Ranum memilih untuk menaiki lift agar lebih cepat untuk sampai di lantai empat. Begitu tiba di lantai yang dituju dan setelah pintu lift terbuka, Ranum segera melangkahkan kakinya keluar dari lift. Dan pada saat yang bersamaan, nampak Agam dan juga Hardy, asisten pribadi Agam yang sedang menunggu pintu lift mereka terbuka. Lift yang berbeda dengan apa yang sedang Ranum gunakan tentunya. Karena lift yang Agam gunakan adalah lift yang memang khusus disediakan bagi para petinggi perusahaan.

Ranum menghembuskan nafasnya kasar. Ia pun bersikap acuh seolah-olah tidak ada siapapun di sana. Ia terus berjalan tanpa menghiraukan keberadaan atasannya itu.

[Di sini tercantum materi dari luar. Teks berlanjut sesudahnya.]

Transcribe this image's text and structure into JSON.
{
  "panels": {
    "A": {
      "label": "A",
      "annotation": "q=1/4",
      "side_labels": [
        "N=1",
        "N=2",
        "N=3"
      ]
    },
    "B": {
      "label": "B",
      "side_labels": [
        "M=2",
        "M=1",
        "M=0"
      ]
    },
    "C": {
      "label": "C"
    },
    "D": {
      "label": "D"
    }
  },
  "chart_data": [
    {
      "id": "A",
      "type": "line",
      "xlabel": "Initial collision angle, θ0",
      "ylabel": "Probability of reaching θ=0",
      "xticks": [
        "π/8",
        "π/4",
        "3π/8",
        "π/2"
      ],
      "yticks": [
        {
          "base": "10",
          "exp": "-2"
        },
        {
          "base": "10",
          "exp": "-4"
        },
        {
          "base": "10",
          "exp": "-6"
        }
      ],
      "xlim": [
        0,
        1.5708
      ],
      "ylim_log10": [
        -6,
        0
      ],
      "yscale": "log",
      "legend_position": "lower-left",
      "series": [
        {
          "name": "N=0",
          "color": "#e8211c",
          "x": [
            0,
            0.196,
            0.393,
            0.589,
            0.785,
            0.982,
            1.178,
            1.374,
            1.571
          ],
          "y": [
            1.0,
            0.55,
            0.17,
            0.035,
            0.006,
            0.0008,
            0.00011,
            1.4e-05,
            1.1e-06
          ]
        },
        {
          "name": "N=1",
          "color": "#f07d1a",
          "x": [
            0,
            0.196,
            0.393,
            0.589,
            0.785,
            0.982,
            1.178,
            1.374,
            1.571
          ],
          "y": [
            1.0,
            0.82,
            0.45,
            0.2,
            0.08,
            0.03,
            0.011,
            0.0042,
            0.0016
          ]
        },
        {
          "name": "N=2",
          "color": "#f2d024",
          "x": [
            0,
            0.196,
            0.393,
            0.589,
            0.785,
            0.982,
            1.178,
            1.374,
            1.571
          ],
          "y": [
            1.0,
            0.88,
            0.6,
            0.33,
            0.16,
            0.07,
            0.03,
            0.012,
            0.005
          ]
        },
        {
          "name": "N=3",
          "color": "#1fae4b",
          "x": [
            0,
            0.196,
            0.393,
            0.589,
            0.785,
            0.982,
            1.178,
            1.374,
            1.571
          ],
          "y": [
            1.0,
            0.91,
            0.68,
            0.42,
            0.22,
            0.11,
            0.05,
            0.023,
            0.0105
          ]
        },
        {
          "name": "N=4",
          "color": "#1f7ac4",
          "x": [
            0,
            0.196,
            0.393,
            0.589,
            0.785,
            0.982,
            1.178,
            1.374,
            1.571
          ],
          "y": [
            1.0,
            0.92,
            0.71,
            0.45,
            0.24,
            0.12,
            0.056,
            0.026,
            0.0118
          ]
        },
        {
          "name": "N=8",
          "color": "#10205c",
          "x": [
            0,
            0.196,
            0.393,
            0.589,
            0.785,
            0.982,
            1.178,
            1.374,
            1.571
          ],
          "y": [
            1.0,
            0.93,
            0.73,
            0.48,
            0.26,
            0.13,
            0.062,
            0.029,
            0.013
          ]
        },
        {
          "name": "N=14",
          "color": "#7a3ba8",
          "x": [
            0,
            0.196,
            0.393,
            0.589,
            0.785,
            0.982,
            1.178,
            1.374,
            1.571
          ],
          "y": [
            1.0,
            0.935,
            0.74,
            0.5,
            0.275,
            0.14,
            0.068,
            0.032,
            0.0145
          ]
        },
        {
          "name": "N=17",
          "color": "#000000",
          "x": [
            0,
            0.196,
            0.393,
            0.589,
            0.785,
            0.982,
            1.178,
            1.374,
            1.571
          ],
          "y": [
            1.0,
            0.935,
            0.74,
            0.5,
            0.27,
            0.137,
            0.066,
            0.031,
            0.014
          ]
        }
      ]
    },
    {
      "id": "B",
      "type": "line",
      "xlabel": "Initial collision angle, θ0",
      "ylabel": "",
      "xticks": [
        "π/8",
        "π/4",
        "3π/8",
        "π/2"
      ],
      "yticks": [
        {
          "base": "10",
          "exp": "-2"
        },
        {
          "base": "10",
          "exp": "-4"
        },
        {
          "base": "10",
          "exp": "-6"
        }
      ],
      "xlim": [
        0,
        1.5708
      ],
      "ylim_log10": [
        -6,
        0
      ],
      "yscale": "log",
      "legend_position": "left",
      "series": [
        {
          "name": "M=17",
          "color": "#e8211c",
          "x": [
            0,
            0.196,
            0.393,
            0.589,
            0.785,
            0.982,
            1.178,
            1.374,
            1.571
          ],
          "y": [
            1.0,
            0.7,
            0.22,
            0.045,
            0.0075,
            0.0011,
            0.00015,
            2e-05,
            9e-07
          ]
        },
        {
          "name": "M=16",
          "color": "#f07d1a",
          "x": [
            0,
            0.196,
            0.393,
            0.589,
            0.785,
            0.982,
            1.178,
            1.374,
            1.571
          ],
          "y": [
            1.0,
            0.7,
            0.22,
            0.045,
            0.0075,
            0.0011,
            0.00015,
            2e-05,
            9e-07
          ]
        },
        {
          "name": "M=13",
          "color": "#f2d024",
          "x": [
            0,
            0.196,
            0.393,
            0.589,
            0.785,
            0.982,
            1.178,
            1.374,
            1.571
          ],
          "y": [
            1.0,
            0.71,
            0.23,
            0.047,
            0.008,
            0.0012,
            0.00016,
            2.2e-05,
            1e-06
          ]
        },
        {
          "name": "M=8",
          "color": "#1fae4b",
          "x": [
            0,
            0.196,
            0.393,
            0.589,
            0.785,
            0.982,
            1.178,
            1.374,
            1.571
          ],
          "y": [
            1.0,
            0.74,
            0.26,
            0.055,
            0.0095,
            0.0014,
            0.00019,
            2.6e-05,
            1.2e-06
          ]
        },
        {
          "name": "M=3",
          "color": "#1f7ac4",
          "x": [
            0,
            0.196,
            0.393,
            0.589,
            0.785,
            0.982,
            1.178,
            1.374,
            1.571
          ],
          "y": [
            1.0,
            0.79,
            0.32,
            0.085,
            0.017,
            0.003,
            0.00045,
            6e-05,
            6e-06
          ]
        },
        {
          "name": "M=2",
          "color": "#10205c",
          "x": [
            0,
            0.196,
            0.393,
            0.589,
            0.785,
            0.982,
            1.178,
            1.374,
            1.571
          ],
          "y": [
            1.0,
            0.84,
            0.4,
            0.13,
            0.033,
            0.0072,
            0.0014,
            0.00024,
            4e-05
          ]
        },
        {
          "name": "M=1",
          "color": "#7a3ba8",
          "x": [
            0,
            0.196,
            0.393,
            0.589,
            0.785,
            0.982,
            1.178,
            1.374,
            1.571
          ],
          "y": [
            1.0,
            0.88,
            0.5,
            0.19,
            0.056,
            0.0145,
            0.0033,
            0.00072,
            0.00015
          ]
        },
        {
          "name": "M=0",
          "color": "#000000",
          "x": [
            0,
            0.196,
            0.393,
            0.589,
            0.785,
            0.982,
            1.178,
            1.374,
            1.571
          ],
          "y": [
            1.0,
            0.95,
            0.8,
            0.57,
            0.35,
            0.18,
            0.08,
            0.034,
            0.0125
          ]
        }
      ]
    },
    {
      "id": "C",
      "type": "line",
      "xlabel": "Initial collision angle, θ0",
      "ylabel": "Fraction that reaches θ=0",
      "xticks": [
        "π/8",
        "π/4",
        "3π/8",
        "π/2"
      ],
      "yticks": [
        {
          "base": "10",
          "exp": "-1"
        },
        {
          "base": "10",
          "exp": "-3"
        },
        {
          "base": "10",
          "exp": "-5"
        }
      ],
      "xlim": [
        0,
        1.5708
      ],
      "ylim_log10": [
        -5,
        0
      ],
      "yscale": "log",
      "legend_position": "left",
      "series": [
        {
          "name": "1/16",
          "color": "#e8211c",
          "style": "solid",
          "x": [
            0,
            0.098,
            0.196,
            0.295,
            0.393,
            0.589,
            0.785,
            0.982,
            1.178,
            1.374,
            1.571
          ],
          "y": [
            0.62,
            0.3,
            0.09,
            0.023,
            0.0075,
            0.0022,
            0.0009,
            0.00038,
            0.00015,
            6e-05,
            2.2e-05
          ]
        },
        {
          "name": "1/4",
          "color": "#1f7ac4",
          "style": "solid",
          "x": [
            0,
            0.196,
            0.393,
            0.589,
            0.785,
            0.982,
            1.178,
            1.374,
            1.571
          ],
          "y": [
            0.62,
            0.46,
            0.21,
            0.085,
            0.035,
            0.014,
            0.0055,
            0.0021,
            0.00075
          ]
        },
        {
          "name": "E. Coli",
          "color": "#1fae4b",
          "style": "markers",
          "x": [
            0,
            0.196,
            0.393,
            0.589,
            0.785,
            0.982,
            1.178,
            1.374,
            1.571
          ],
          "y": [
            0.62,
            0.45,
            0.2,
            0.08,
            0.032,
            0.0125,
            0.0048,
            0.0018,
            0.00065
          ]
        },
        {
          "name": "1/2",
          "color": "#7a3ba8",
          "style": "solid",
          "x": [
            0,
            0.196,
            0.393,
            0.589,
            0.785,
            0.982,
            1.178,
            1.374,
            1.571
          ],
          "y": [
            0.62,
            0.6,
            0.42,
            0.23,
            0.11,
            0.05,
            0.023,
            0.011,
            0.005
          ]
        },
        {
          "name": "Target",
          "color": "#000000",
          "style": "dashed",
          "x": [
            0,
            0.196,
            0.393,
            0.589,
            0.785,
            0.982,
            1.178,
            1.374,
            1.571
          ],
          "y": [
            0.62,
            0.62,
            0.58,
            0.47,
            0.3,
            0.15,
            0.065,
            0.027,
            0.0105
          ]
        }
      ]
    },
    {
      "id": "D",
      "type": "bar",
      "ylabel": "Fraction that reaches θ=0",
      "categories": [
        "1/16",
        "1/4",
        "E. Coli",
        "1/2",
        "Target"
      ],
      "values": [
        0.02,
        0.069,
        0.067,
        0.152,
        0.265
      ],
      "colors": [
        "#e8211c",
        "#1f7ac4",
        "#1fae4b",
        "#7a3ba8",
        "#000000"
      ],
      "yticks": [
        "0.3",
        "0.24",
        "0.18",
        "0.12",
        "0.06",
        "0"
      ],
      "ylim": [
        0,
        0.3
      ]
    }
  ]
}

''Bos, apa kalian sedang bertengkar?'' tanya Hardy begitu mereka masuk ke dalam lift.

''Bukan urusanmu.'' jawab Agam ketus.

''Bukan urusanmu!'' beo Hardy dengan sangat lirih dan nyaris tak bersuara.

''Padahal kan ini akan menjadi urusanku juga. Kalau bukan aku, siapa lagi yang akan membantunya.'' ucap Hardy dalam hatinya.

''Kenapa melihatku seperti itu!'' ucap Agam ketus menyadari apa yang sedang asistennya lakukan di belakangnya.

''Tidak bos.'' jawab Hardy dengan senyumnya yang lebar.

Agam pergi meninggalkan kantor bersama dengan Hardy. Mereka menuju sebuah tempat yang letaknya tak begitu jauh dari perusahannya.

''Bos, sebenarnya sudah jelas bukan terkait bukti yang saya berikan kemarin?'' ucap Hardy dari balik kemudinya.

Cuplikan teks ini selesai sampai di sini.